1) Spin up two kafka brokers (this also happens on any n number of kafka brokers)
2) Spin up a producer
3) Spin up a few consumers (i.e 2)
4) Begin producing topics. I am using a webapi that is acting as a producer so I am posting data to it and then it produces it out. My consumers are saving to a db and elastic search but they are also console logging what was consumed.
5) Go idle for about 15 minutes, closer to 20, though this maybe less for you.
6) You should see a spamming of logs like the one I posted.

Checklist

Please provide the following information:

  • [x] A complete (i.e. we can run it), minimal program demonstrating the problem. No need to supply a project file.
  • [x] Confluent.Kafka nuget version.
  • [x] Apache Kafka version.
  • [x] Client configuration.
  • [x] Operating system.
  • [x] Provide logs (with "debug" : "..." as necessary in configuration).
  • [] Provide broker log excerpts.
  • [x] Critical issue.
enhancement

Most helpful comment

singleton - what you're doing now is resulting in lots of producer instances that aren't getting disposed. it's very expensive to create one (and conversely, one producer instance can handle 100k's requests per second).

All 5 comments

I would guess the 'error' is due to the broker closing connections after 10 minutes because they've been idle. You'll see this error if all connections to all brokers are closed. You can safely ignore it - it's not an error as you point out - the client will open the connections again as it needs them.

By default librdkafka writes log messages to stderr. you can change that behavior by setting a log handler.

Note: it looks like you are maintaining many producer instances - you most likely don't want to do this.

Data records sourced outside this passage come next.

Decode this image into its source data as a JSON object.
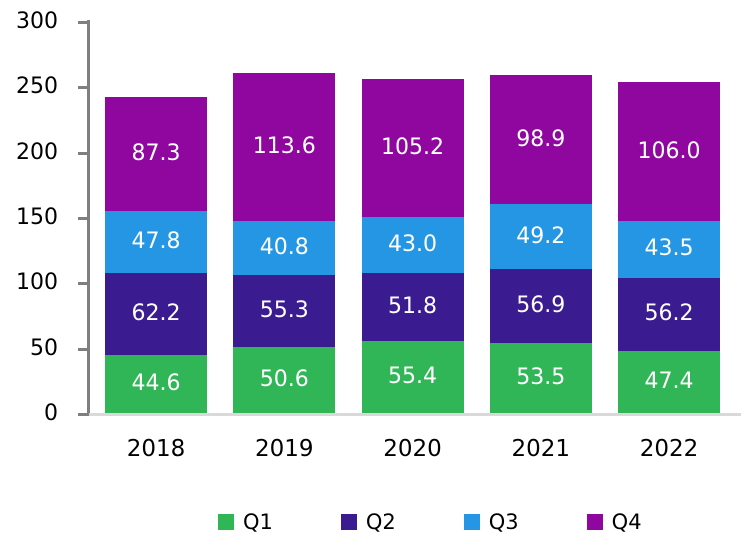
{
  "chart_data": {
    "type": "bar",
    "stacked": true,
    "title": "",
    "xlabel": "",
    "ylabel": "",
    "categories": [
      "2018",
      "2019",
      "2020",
      "2021",
      "2022"
    ],
    "series": [
      {
        "name": "Q1",
        "color": "#30B656",
        "values": [
          44.6,
          50.6,
          55.4,
          53.5,
          47.4
        ]
      },
      {
        "name": "Q2",
        "color": "#3B1B90",
        "values": [
          62.2,
          55.3,
          51.8,
          56.9,
          56.2
        ]
      },
      {
        "name": "Q3",
        "color": "#2496E3",
        "values": [
          47.8,
          40.8,
          43.0,
          49.2,
          43.5
        ]
      },
      {
        "name": "Q4",
        "color": "#90079F",
        "values": [
          87.3,
          113.6,
          105.2,
          98.9,
          106.0
        ]
      }
    ],
    "ylim": [
      0,
      300
    ],
    "yticks": [
      0,
      50,
      100,
      150,
      200,
      250,
      300
    ],
    "grid": false,
    "data_labels": true,
    "data_label_decimals": 1,
    "data_label_color": "#FFFFFF",
    "legend_position": "bottom",
    "axis_line_color": "#7F7F7F",
    "baseline_color": "#D9D9D9",
    "text_color": "#000000"
  }
}
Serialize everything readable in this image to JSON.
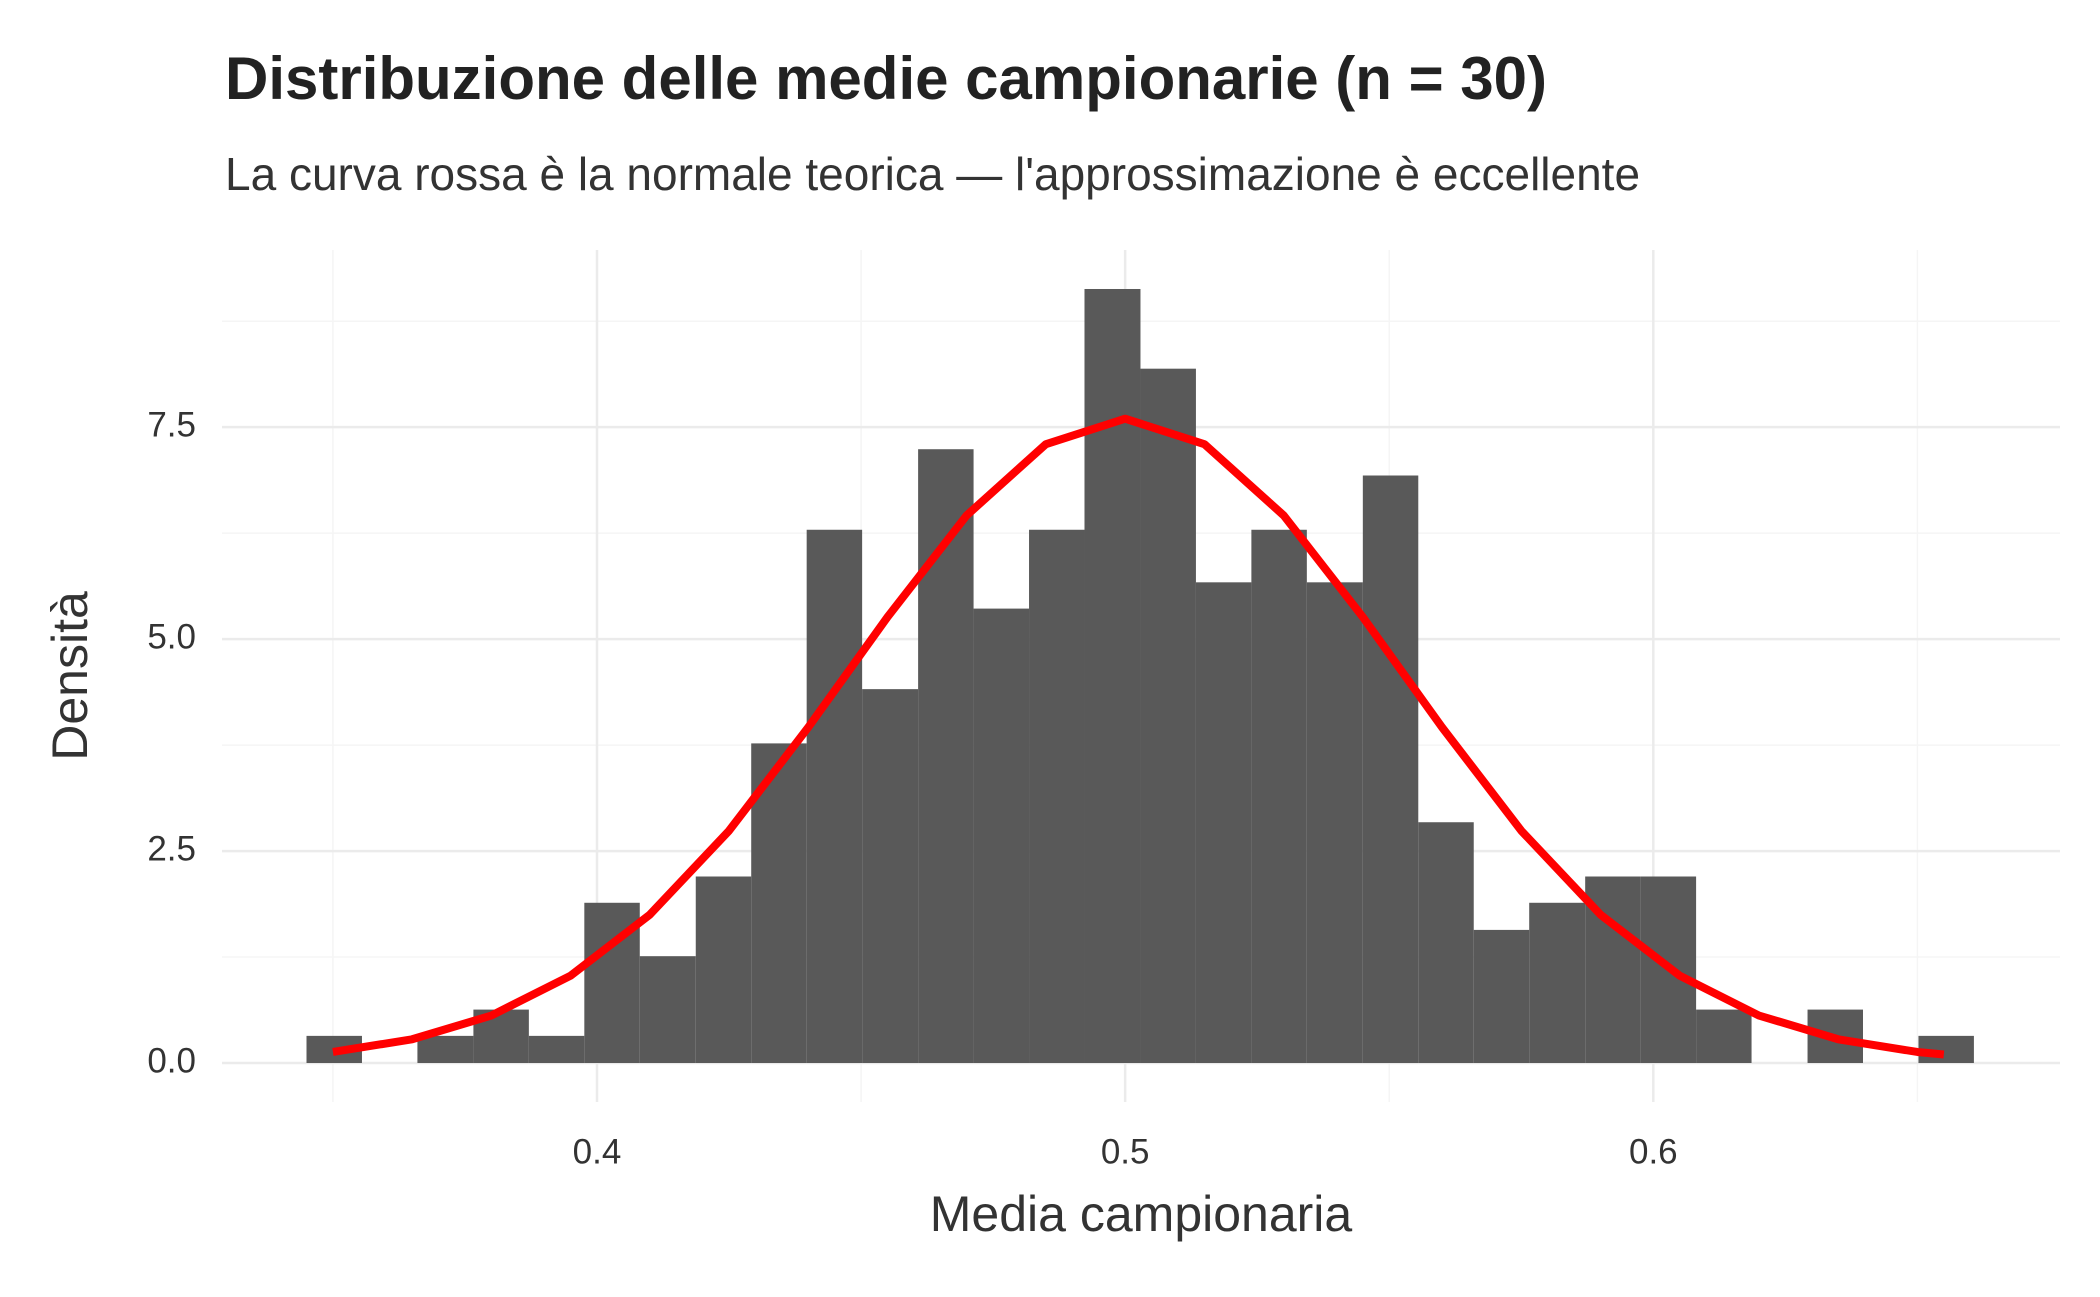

There are a number of things about errors/logging that I don't like (and trying to get improved), including elements of what you point out. There's more to this / it's more complicated than it would first seem however.

@mhowlett What do you mean about maintaining many producer instances? We were looking at one producer per microservice instance.

Other than that, that sounds good.

you seem to have lots of producers:

rdkafka#producer-23
rdkafka#producer-24
rdkafka#producer-25

@mhowlett Interesting enough.

I only create one producer in the ctor of my service, though it is in IOC as a transient service i.e new service for every request.

Should I have them as scoped or a singleton?

singleton - what you're doing now is resulting in lots of producer instances that aren't getting disposed. it's very expensive to create one (and conversely, one producer instance can handle 100k's requests per second).